Saturday, March 05, 2011

Spa Day with Food




Okay, so now it's March. The month that boasts of all things, St. Patrick's Day. 

As the month of February ended, a couple of thoughts went through my mind. One of them being, one of the essential reasons why I choose to go solo. The peace of mind that comes from dictating where to go and what happens where you are.

Patti Stanger, the millionaire matchmaker said, "Women if they really want to meet someone, need to learn to go out on their own - do not take your "ammunition" with you. Men are afraid to approach a woman if she's surrounded by a whole bunch of people."
Truer words have never been spoken. When I heard that I thought, she must have read my blog. More power to the solo traveler. 
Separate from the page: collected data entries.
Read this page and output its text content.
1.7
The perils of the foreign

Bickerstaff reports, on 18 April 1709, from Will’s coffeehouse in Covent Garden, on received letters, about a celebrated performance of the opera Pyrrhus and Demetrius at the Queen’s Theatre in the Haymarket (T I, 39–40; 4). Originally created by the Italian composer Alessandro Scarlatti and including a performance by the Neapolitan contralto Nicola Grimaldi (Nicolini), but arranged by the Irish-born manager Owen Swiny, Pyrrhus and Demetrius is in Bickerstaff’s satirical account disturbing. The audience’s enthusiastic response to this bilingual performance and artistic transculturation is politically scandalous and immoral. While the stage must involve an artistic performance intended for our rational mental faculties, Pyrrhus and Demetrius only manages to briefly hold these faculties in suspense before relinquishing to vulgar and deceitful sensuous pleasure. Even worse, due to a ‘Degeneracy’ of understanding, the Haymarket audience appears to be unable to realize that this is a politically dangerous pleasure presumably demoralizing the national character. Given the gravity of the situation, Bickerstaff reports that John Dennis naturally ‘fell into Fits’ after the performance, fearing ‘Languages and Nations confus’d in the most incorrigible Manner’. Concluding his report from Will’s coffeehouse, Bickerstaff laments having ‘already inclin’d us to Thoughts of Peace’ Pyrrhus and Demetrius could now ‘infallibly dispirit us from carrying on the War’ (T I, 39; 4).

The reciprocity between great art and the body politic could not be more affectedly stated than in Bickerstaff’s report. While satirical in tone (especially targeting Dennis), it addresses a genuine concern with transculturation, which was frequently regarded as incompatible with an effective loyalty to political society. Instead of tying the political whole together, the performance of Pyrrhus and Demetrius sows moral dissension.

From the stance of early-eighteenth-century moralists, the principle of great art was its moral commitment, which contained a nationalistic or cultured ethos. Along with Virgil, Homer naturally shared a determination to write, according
However, on occasion I find myself asking a girlfriend, who's probably sad or getting over a breakup, to accompany me when I go out. Because I am used to dictating where I go and what happens (good or bad), I am immediately on edge and I stay on edge all evening, unable to thoroughly enjoy myself. I keep wondering, "Is she having fun? No one's buying her a drink, is that bad? She's not enjoying the play, will she blame me? This place might be too low key (uppity, quiet, bourgeoisie or expensive) for her." The place might be any of those things, and I immediately think she is not having fun, thanks to me. So that mars my evening and I end up not having fun. I don't meet anyone because I spend the better part of my evening talking to her, trying to cheer her up, keeping her company. And no one really talks to us. It's just not a scene I like. 
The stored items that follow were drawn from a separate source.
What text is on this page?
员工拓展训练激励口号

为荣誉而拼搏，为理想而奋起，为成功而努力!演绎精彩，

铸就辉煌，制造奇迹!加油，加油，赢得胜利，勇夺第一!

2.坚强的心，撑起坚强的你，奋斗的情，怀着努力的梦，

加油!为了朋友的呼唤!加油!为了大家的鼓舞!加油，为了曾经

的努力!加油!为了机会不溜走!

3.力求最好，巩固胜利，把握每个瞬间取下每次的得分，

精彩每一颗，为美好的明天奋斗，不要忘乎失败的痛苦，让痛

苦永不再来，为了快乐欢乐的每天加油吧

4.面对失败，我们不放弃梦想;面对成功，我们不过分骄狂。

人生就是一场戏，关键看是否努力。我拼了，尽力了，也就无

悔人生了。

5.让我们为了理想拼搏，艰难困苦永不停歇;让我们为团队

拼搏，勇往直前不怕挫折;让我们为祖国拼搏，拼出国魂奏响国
So that makes reason number 5 (I think?) on why I choose to go solo: to take away the hassle of having to entertain and fuss over someone else's enjoyment level at said place. You already have so much to think about in life, why add someone else's fun factor to it?

Then, back to the expense.

Most times, I like to treat myself. I go out to a nice high-brow "fancy-schmancy" place and pay for dinner in a five star restaurant. Most of the men I date cannot afford to give me that, and that's fine, it's a bad economy, wouldn't want to give them the wrong impression. Some of us are spoiled and like to spoil ourselves, I am one of those people. I often think couples have their companionship to keep them company, me, I have my solo dinner treats. I don't do this regularly either, I do it when the mood and the budget allows. But when I do get to do it, I go solo because really, not many women want to pay out of pocket to take themselves out to a nice dinner (seriously, if you meet that lady, let me know) and I don't want that promising young man to have to break the bank wining and dining me. So it ends up being a solo journey.

The dinner itself is usually a quiet, utterly enjoyable meal. The food is superb, the company of strangers is often interesting and comforting sharing war stories and escapism chitchat, plus the ambiance just makes you feel so special. It's like a mini vacation from the routine of dive bars and chain restaurants. In the end, it's a spa day but with food. You meditate (feel ultra special) while you sip and dine on some of the best food and wine. It's one of those treats we all should afford ourselves and most especially, we should try to do it solo because you wouldn't want anyone to interrupt your thoughts while indulging. 

Once again, reason number 6 on why I choose to go solo: to spoil myself at my own expense and not feel guilty about it, or so I can indulge in an occasional Spay Day with Food!